Country of Origin: China
Leaf Appearance: dark, long and slightly twisted
Steep time: 1 minute
Water Temperature: 194 degrees
Preparation Method: porcelain gaiwan
Liquor: bright gold
Phil and Zhen of Zhen Tea kindly gifted me a sample of this unusual tea when I ran into them at World Tea Expo. It is an oddball in that it is a Chinese green tea that was processed using a resurrected steaming method from the days of Lu Yu. We usually think of processing methods as the main difference between Chinese and Japanese green teas. It is important to keep in mind that the steaming method we associate with Japanese teas like sencha originated from China, along with the tea plant itself.
The dry leaves were surprisingly dark, especially for a green tea. A bit more green was visible once I placed them under my bright photography lights. There were some stems, but they were mostly whole with a long, slightly twisted shape. They had a slightly sweet aroma with a floral aspect that I couldn’t quite put my finger on. Zhen Tea describes the smell as pastry-like, and I could definitely see that connection. Maybe fresh brioche or croissants?

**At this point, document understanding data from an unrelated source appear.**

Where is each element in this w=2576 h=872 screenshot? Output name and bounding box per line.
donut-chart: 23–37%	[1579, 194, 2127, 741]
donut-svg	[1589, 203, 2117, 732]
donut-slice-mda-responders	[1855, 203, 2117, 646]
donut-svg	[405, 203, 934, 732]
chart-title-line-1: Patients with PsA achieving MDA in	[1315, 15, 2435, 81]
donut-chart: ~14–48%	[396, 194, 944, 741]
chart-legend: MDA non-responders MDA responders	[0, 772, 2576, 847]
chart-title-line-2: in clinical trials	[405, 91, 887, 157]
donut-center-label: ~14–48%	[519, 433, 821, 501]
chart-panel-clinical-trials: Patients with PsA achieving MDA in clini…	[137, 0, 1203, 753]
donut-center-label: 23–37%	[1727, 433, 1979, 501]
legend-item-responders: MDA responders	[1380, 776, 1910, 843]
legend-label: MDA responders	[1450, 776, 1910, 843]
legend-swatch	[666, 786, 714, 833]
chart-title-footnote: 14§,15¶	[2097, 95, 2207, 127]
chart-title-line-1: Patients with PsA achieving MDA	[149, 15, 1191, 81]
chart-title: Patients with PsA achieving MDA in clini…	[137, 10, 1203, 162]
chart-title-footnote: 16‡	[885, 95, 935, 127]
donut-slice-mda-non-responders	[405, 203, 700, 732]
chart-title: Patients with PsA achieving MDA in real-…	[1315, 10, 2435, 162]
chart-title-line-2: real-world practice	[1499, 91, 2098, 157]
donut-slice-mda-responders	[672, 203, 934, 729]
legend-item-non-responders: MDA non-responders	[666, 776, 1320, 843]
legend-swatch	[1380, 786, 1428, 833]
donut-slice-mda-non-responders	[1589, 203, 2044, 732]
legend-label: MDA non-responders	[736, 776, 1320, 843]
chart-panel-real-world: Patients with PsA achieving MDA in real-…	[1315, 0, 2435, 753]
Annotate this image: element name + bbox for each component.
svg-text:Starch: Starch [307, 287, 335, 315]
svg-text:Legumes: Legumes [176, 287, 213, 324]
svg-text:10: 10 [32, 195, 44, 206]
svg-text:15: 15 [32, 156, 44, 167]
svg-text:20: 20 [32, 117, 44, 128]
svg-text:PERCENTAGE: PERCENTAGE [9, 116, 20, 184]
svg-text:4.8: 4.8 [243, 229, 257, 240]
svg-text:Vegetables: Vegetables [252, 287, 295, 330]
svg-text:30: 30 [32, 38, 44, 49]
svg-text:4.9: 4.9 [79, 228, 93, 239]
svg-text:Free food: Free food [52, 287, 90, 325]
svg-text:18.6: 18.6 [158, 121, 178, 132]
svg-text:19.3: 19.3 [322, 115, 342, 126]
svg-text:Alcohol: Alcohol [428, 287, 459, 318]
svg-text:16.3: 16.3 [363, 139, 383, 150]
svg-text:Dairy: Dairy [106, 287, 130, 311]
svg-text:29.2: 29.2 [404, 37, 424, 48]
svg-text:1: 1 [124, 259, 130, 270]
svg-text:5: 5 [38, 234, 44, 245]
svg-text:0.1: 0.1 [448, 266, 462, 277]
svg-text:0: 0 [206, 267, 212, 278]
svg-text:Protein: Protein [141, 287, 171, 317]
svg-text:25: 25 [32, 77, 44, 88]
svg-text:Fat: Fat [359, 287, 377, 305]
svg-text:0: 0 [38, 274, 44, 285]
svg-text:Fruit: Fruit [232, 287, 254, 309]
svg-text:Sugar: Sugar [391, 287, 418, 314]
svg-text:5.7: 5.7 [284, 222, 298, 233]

Following Zhen Tea’s recommendations, I prepared this tea gongfu style in my glass gaiwan. I was glad that I chose that particular vessel because this was a really beautiful tea to look at. The leaves opened up quite a bit, revealing saw tooth edges and thin buds in a rainbow of greens. My lid had the same indistinct floral aroma that I had experienced from the dry tea.
Jie Cha brewed up a bright gold color with tons of trichomes (the little hairs that tea buds are covered in) visible in my cup. I took notice of the super soft mouthfeel even before truly tasting the tea. There was the slightest hint of astringency, but that faded into a sweet, nutty cup of tea. There was none of the grassiness that you expect from a green tea. So much so that I was reminded of a yellow tea in that respect. The overall effect was very refreshing, like taking a sip of cool spring water.
This tea is on the more expensive side because it is so rare. I am grateful for the chance to try it. Thank you, Phil and Zhen! You will not find Jie Cha from any other western facing tea vendor that I know of. Give it a try if you are a fan of yellow teas or softer, more delicate Chinese greens like Anji Bai Cha.